I. Confession with the mouth. Confession does not stop, though it begins, with the confession of sin, of the greatness of its guilt, and the justice of its punishment; it rapidly advances to the confession announced in our text; the confession of sin being not only involved in the confession of Christ, but issuing in that confession in the largest and least qualified sense. He who feels that sin is destroying him is in the exact position to take home the truth that Christ died to deliver him. Where there is genuine confession of sin there will equally be genuine confession of all that is vital in the system of Christianity. Why then should not the being saved follow, as it is made to follow in our text, on confessing with the mouth the Lord Jesus?

II. Faith in the heart is that which will produce confession with the mouth.
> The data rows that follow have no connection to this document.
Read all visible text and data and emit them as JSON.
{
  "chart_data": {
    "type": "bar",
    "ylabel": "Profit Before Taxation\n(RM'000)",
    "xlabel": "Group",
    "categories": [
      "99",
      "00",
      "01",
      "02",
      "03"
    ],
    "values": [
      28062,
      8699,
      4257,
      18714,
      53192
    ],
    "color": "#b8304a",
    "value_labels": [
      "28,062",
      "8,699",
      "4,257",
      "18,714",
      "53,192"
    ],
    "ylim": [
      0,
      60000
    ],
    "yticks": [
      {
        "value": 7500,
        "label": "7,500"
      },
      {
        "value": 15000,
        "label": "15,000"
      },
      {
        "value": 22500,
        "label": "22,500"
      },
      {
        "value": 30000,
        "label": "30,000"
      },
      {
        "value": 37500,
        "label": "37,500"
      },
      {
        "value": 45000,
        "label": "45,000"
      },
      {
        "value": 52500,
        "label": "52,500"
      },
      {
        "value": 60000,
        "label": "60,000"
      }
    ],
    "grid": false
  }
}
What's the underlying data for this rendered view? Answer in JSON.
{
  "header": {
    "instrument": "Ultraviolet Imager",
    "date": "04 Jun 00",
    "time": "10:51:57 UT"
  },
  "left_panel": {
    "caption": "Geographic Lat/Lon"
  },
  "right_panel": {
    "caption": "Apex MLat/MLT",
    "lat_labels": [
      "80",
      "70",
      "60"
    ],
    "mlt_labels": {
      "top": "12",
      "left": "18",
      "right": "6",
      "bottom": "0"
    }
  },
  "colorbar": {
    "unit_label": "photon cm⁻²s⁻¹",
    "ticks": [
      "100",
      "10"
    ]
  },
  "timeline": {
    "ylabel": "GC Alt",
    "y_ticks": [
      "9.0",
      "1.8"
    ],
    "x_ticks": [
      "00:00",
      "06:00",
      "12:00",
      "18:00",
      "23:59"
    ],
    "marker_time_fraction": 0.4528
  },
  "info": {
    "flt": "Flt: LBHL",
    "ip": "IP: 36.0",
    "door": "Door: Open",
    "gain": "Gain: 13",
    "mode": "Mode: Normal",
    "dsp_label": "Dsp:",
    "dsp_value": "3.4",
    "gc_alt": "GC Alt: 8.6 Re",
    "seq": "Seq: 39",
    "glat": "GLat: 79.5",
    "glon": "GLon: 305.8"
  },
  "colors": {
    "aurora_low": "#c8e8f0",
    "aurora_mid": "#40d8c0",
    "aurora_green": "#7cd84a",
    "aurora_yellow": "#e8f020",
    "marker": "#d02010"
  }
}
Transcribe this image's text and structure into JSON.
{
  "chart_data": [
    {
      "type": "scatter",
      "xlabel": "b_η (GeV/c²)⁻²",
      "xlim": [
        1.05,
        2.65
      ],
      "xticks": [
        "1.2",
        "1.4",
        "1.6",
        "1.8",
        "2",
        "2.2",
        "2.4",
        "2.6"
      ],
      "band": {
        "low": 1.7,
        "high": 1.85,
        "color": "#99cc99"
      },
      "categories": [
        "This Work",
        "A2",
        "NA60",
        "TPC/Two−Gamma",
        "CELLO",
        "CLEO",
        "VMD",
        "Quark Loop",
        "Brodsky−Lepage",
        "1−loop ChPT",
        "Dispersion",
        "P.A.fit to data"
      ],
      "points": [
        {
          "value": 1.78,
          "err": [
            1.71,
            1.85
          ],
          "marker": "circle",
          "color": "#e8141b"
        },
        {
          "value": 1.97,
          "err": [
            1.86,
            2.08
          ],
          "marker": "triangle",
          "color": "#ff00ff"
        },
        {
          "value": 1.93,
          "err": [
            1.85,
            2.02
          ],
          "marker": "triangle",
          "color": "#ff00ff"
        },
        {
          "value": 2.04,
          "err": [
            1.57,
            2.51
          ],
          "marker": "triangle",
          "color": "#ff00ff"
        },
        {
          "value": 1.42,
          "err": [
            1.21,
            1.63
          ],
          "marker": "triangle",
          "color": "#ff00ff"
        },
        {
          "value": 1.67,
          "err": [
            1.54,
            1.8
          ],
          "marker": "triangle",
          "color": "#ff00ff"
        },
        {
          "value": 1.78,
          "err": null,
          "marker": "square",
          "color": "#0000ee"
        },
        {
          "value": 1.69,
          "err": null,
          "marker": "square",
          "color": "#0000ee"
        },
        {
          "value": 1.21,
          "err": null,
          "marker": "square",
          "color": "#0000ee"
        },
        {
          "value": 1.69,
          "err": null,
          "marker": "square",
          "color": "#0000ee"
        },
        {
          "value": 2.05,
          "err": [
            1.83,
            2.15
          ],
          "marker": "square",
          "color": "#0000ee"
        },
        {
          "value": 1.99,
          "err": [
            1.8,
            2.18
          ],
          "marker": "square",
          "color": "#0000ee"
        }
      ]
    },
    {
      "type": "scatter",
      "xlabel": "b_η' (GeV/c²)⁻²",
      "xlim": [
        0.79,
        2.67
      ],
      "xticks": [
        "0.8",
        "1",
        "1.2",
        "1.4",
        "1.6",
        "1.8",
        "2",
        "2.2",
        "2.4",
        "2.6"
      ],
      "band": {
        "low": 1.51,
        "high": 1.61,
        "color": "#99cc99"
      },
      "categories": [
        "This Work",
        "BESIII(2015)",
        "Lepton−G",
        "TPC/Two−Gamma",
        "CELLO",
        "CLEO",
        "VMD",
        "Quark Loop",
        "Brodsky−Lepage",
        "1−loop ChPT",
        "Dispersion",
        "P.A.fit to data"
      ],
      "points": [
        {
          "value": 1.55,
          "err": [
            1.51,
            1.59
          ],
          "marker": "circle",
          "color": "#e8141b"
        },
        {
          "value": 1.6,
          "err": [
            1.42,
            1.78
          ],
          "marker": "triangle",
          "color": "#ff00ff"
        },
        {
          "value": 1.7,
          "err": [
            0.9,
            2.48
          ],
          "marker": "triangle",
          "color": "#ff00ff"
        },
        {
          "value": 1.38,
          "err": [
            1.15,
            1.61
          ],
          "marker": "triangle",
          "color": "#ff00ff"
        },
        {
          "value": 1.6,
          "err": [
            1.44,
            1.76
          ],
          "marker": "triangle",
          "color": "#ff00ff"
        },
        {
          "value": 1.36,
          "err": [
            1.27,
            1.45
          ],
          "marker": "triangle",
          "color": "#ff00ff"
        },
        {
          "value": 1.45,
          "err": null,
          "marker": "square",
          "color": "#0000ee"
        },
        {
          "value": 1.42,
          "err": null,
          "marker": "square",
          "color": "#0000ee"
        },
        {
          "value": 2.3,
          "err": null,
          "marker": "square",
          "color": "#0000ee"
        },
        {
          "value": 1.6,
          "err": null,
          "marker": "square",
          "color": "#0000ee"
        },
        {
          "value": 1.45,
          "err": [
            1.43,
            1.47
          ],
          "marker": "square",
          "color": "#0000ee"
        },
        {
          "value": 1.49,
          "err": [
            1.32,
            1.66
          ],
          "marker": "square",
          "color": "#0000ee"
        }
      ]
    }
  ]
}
It is very easy, but very unfair, to speak of faith as a mere act of the mind, which naturally follows where there is a sufficiency of evidence, over which, therefore, a man has little or no control, and which, in consequence, ought not to be made the test or criterion of moral qualities. We pronounce this unfair, because it does not take into account the influence which the affections exert over the understanding, in consequence of which a man will readily believe some things and obstinately disbelieve others, though there be no difference in the amount of furnished testimony. It should be remembered that where the things to be believed are things which a man would naturally and strongly wish to disbelieve, there is great probability that the heart will operate injuriously on the head; and if notwithstanding the assent be given, and the unwelcome facts be admitted, we have much reason to suppose that there has been a struggle in the breast, a contest between the power of truth and the power of the inclination, which makes the case widely different from the mere yielding on sufficient evidence which is all, we are told, that can be predicated of faith. Belief with the head might leave the life what it was, but belief with the heart must be a belief unto righteousness, a belief which will be evidenced by the whole tenor of the life. Faith cannot be a barren or uninfluential principle. The doctrines of Scripture are such as, if acknowledged, are of the strongest possible interest to man, so that we must be justified in concluding, as we would of any matter of common life, that all real faith must be wanting where there is manifest disregard of all which faith would enjoin.

H. Melvill, Penny Pulpit,No. 2167.

Romans 10:8-9

8 But what saith it? The word is nigh thee, even in thy mouth, and in thy heart: that is, the word of faith, which we preach;

9 That if thou shalt confess with thy mouth the Lord Jesus, and shalt believe in thine heart that God hath raised him from the dead, thou shalt be saved.